Self-supervised animal pose estimation and tracking

Scholarship Available - Develop a computer-vision pipeline for self-supervised pose-tracking of larval zebrafish from high-speed recordings of hunting behaviour.

SHOLARSHIP AVAILABLE: The successful applicant for this project will be appointed as a Jubilee Joint Scholar. Applicants who are fourth year students at the School of Computing with an outstanding academic record may also be eligible for a scholarship of $8000 (conditions apply - contact Dr McCullough for details).

This project is funded by the Talo Computational Biology Accelerator Program. The successful applicant will have priority access to high-performance GPU compute resources to complete this project.

Aim

Develop a computer-vision pipeline for self-supervised pose-tracking of larval zebrafish from high-speed recordings of hunting behaviour.

Background

Observations of behaviour provide critical insight into the function and health of the brain and nervous system. Measurements of animal behaviour in laboratory experiments are used to investigate the neural circuitry that controls behaviour, understand how neurodevelopmental disorders alter behavioural patterns and choices, and investigate potential drug therapies for an extensive range of conditions.

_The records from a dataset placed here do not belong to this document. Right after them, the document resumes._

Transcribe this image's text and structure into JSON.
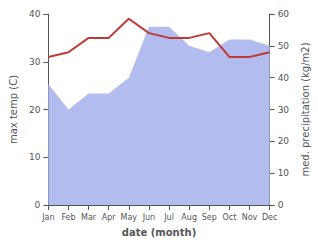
{
  "chart_data": {
    "type": "line",
    "xlabel": "date (month)",
    "ylabel": "max temp (C)",
    "y2label": "med. precipitation (kg/m2)",
    "categories": [
      "Jan",
      "Feb",
      "Mar",
      "Apr",
      "May",
      "Jun",
      "Jul",
      "Aug",
      "Sep",
      "Oct",
      "Nov",
      "Dec"
    ],
    "series": [
      {
        "type": "area",
        "axis": "y2",
        "color": "#b3bcee",
        "values": [
          38,
          30,
          35,
          35,
          40,
          56,
          56,
          50,
          48,
          52,
          52,
          50
        ]
      },
      {
        "type": "line",
        "color": "#be3a34",
        "values": [
          31,
          32,
          35,
          35,
          39,
          36,
          35,
          35,
          36,
          31,
          31,
          32
        ]
      }
    ],
    "ylim": [
      0,
      40
    ],
    "yticks": [
      0,
      10,
      20,
      30,
      40
    ],
    "y2lim": [
      0,
      60
    ],
    "y2ticks": [
      0,
      10,
      20,
      30,
      40,
      50,
      60
    ],
    "grid": false
  }
}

The larval zebrafish is a powerful and widely used vertebrate model for such investigations in developmental biology and systems neuroscience. The brains of larval zebrafish have high physiological and anatomical similarity to the mammalian brain and can be imaged to record whole-brain activity with single-neuron resolution using non-invasive optical methods. Importantly, larval zebrafish display a diverse repertoire of complex behaviours from an early age, including hunting. However, existing approaches for tracking zebrafish behaviour only capture a limited subset of pose-information.

Self-supervised learning has seen great success in a range of domains from natural language processing (e.g., ChatGPT) to image analysis (e.g., DINO) and segmentation (e.g., SegmentAnything), but has yet to make a significant impact on the analysis of animal behaviour, where supervised methods are the de facto standard. The expense of annotations in this domain, alongside the need for generalisation beyond a single lab setup, make self-supervision worth investigating.

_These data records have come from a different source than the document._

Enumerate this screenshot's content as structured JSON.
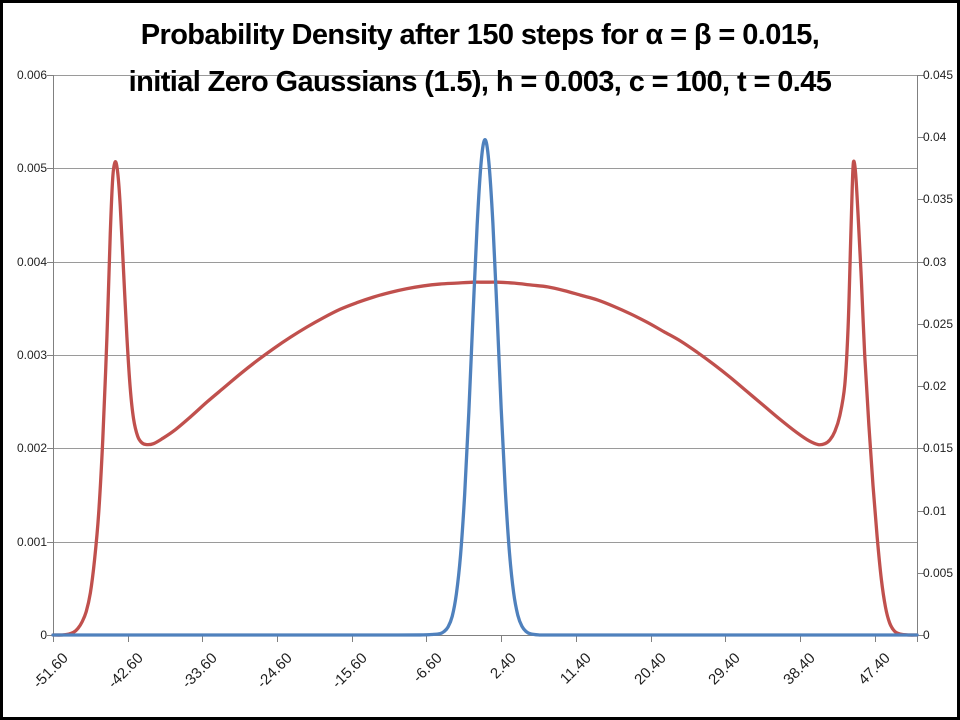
{
  "title": {
    "line1": "Probability Density after 150 steps for α = β = 0.015,",
    "line2": "initial Zero Gaussians (1.5), h = 0.003, c = 100, t = 0.45"
  },
  "colors": {
    "series_red": "#C0504D",
    "series_blue": "#4F81BD",
    "gridline": "#9a9a9a",
    "axis": "#808080",
    "tick_text": "#1f1f1f",
    "title_text": "#000000",
    "background": "#ffffff",
    "frame_border": "#000000"
  },
  "chart_data": {
    "type": "line",
    "title": "Probability Density after 150 steps for α = β = 0.015, initial Zero Gaussians (1.5), h = 0.003, c = 100, t = 0.45",
    "grid": true,
    "legend": false,
    "x_axis": {
      "range": [
        -51.6,
        52.5
      ],
      "ticks": [
        {
          "v": -51.6,
          "label": "-51.60"
        },
        {
          "v": -42.6,
          "label": "-42.60"
        },
        {
          "v": -33.6,
          "label": "-33.60"
        },
        {
          "v": -24.6,
          "label": "-24.60"
        },
        {
          "v": -15.6,
          "label": "-15.60"
        },
        {
          "v": -6.6,
          "label": "-6.60"
        },
        {
          "v": 2.4,
          "label": "2.40"
        },
        {
          "v": 11.4,
          "label": "11.40"
        },
        {
          "v": 20.4,
          "label": "20.40"
        },
        {
          "v": 29.4,
          "label": "29.40"
        },
        {
          "v": 38.4,
          "label": "38.40"
        },
        {
          "v": 47.4,
          "label": "47.40"
        }
      ]
    },
    "y_axis_left": {
      "range": [
        0,
        0.006
      ],
      "ticks": [
        {
          "v": 0,
          "label": "0"
        },
        {
          "v": 0.001,
          "label": "0.001"
        },
        {
          "v": 0.002,
          "label": "0.002"
        },
        {
          "v": 0.003,
          "label": "0.003"
        },
        {
          "v": 0.004,
          "label": "0.004"
        },
        {
          "v": 0.005,
          "label": "0.005"
        },
        {
          "v": 0.006,
          "label": "0.006"
        }
      ]
    },
    "y_axis_right": {
      "range": [
        0,
        0.045
      ],
      "ticks": [
        {
          "v": 0,
          "label": "0"
        },
        {
          "v": 0.005,
          "label": "0.005"
        },
        {
          "v": 0.01,
          "label": "0.01"
        },
        {
          "v": 0.015,
          "label": "0.015"
        },
        {
          "v": 0.02,
          "label": "0.02"
        },
        {
          "v": 0.025,
          "label": "0.025"
        },
        {
          "v": 0.03,
          "label": "0.03"
        },
        {
          "v": 0.035,
          "label": "0.035"
        },
        {
          "v": 0.04,
          "label": "0.04"
        },
        {
          "v": 0.045,
          "label": "0.045"
        }
      ]
    },
    "series": [
      {
        "name": "bimodal-density-red",
        "axis": "left",
        "color": "#C0504D",
        "stroke_width": 3.3,
        "points": [
          [
            -51.6,
            0
          ],
          [
            -50.5,
            0
          ],
          [
            -49.7,
            1e-05
          ],
          [
            -49.1,
            3e-05
          ],
          [
            -48.6,
            7e-05
          ],
          [
            -48.1,
            0.00014
          ],
          [
            -47.6,
            0.00025
          ],
          [
            -47.1,
            0.00045
          ],
          [
            -46.6,
            0.0008
          ],
          [
            -46.1,
            0.0013
          ],
          [
            -45.6,
            0.0021
          ],
          [
            -45.1,
            0.0032
          ],
          [
            -44.7,
            0.0043
          ],
          [
            -44.4,
            0.0049
          ],
          [
            -44.1,
            0.00507
          ],
          [
            -43.8,
            0.00495
          ],
          [
            -43.5,
            0.0046
          ],
          [
            -43.1,
            0.0039
          ],
          [
            -42.7,
            0.0032
          ],
          [
            -42.3,
            0.00265
          ],
          [
            -41.9,
            0.00232
          ],
          [
            -41.4,
            0.00213
          ],
          [
            -40.9,
            0.00206
          ],
          [
            -40.3,
            0.00204
          ],
          [
            -39.5,
            0.00205
          ],
          [
            -38.5,
            0.0021
          ],
          [
            -37,
            0.00219
          ],
          [
            -35,
            0.00234
          ],
          [
            -33,
            0.0025
          ],
          [
            -31,
            0.00265
          ],
          [
            -29,
            0.0028
          ],
          [
            -27,
            0.00294
          ],
          [
            -25,
            0.00307
          ],
          [
            -23,
            0.00319
          ],
          [
            -21,
            0.0033
          ],
          [
            -19,
            0.0034
          ],
          [
            -17,
            0.00349
          ],
          [
            -15,
            0.00356
          ],
          [
            -13,
            0.00362
          ],
          [
            -11,
            0.00367
          ],
          [
            -9,
            0.00371
          ],
          [
            -7,
            0.00374
          ],
          [
            -5,
            0.00376
          ],
          [
            -3,
            0.00377
          ],
          [
            -1,
            0.00378
          ],
          [
            0.45,
            0.00378
          ],
          [
            2,
            0.00378
          ],
          [
            4,
            0.00377
          ],
          [
            6,
            0.00375
          ],
          [
            8,
            0.00373
          ],
          [
            10,
            0.00369
          ],
          [
            12,
            0.00364
          ],
          [
            14,
            0.00359
          ],
          [
            16,
            0.00352
          ],
          [
            18,
            0.00344
          ],
          [
            20,
            0.00335
          ],
          [
            22,
            0.00325
          ],
          [
            24,
            0.00315
          ],
          [
            26,
            0.00303
          ],
          [
            28,
            0.0029
          ],
          [
            30,
            0.00276
          ],
          [
            32,
            0.00261
          ],
          [
            34,
            0.00246
          ],
          [
            36,
            0.00231
          ],
          [
            38,
            0.00217
          ],
          [
            39.5,
            0.00208
          ],
          [
            40.6,
            0.00204
          ],
          [
            41.4,
            0.00205
          ],
          [
            42,
            0.00209
          ],
          [
            42.6,
            0.00218
          ],
          [
            43.2,
            0.00235
          ],
          [
            43.8,
            0.00268
          ],
          [
            44.2,
            0.0033
          ],
          [
            44.5,
            0.0042
          ],
          [
            44.7,
            0.0048
          ],
          [
            44.85,
            0.00507
          ],
          [
            45.1,
            0.00495
          ],
          [
            45.4,
            0.0045
          ],
          [
            45.8,
            0.0038
          ],
          [
            46.2,
            0.003
          ],
          [
            46.7,
            0.00225
          ],
          [
            47.2,
            0.0016
          ],
          [
            47.7,
            0.00105
          ],
          [
            48.2,
            0.0006
          ],
          [
            48.7,
            0.0003
          ],
          [
            49.2,
            0.00013
          ],
          [
            49.8,
            4e-05
          ],
          [
            50.5,
            1e-05
          ],
          [
            51.5,
            0
          ],
          [
            52.5,
            0
          ]
        ]
      },
      {
        "name": "narrow-gaussian-blue",
        "axis": "right",
        "color": "#4F81BD",
        "stroke_width": 3.3,
        "points": [
          [
            -51.6,
            0
          ],
          [
            -20,
            0
          ],
          [
            -10,
            0
          ],
          [
            -7,
            1e-05
          ],
          [
            -6,
            4e-05
          ],
          [
            -5,
            0.0001
          ],
          [
            -4.5,
            0.00027
          ],
          [
            -4,
            0.00065
          ],
          [
            -3.5,
            0.0015
          ],
          [
            -3,
            0.0033
          ],
          [
            -2.5,
            0.0064
          ],
          [
            -2,
            0.0113
          ],
          [
            -1.5,
            0.0179
          ],
          [
            -1,
            0.0256
          ],
          [
            -0.5,
            0.0329
          ],
          [
            0,
            0.0381
          ],
          [
            0.45,
            0.0398
          ],
          [
            0.9,
            0.0381
          ],
          [
            1.4,
            0.0331
          ],
          [
            1.9,
            0.0259
          ],
          [
            2.4,
            0.0182
          ],
          [
            2.9,
            0.0116
          ],
          [
            3.4,
            0.0066
          ],
          [
            3.9,
            0.0034
          ],
          [
            4.4,
            0.0016
          ],
          [
            4.9,
            0.0007
          ],
          [
            5.4,
            0.00028
          ],
          [
            5.9,
            0.0001
          ],
          [
            6.9,
            1e-05
          ],
          [
            8,
            0
          ],
          [
            15,
            0
          ],
          [
            52.5,
            0
          ]
        ]
      }
    ]
  }
}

The primary aim of this project is to create a computer vision pipeline for pose-tracking of larval zebrafish from high-speed recordings of hunting behaviour using self-supervised learning via conditional autoencoders. The project may also involve the use of motion segmentation via deep optical flow estimation.

Requirements

The project requires a strong interest and background in computer vision and machine learning. Experience with HPC environments is highly desirable. Suggested courses: COMP4528, COMP8536, COMP8536.

Reading

Jakab, T., Gupta, A., Bilen, H. & Vedaldi, A. Unsupervised Learning of Object Landmarks through Conditional Image Generation. in Advances in Neural Information Processing Systems vol. 31 (Curran Associates, Inc., 2018).

Teed, Z. & Deng, J. RAFT: Recurrent All-Pairs Field Transforms for Optical Flow. in Computer Vision – ECCV 2020 (eds. Vedaldi, A., Bischof, H., Brox, T. & Frahm, J.-M.) 402–419 (Springer International Publishing, 2020).

McCullough, M. H. & Goodhill, G. J. Unsupervised quantification of naturalistic animal behaviors for gaining insight into the brain. Curr. Opin. Neurobiol. 70, 89–100 (2021).

Datta, S. R., Anderson, D. J., Branson, K., Perona, P. & Leifer, A. Computational Neuroethology: A Call to Action. Neuron 104, 11–24 (2019).

Zhu, S. I. & Goodhill, G. J. From perception to behavior: The neural circuits underlying prey hunting in larval zebrafish. Front. Neural Circuits (2023).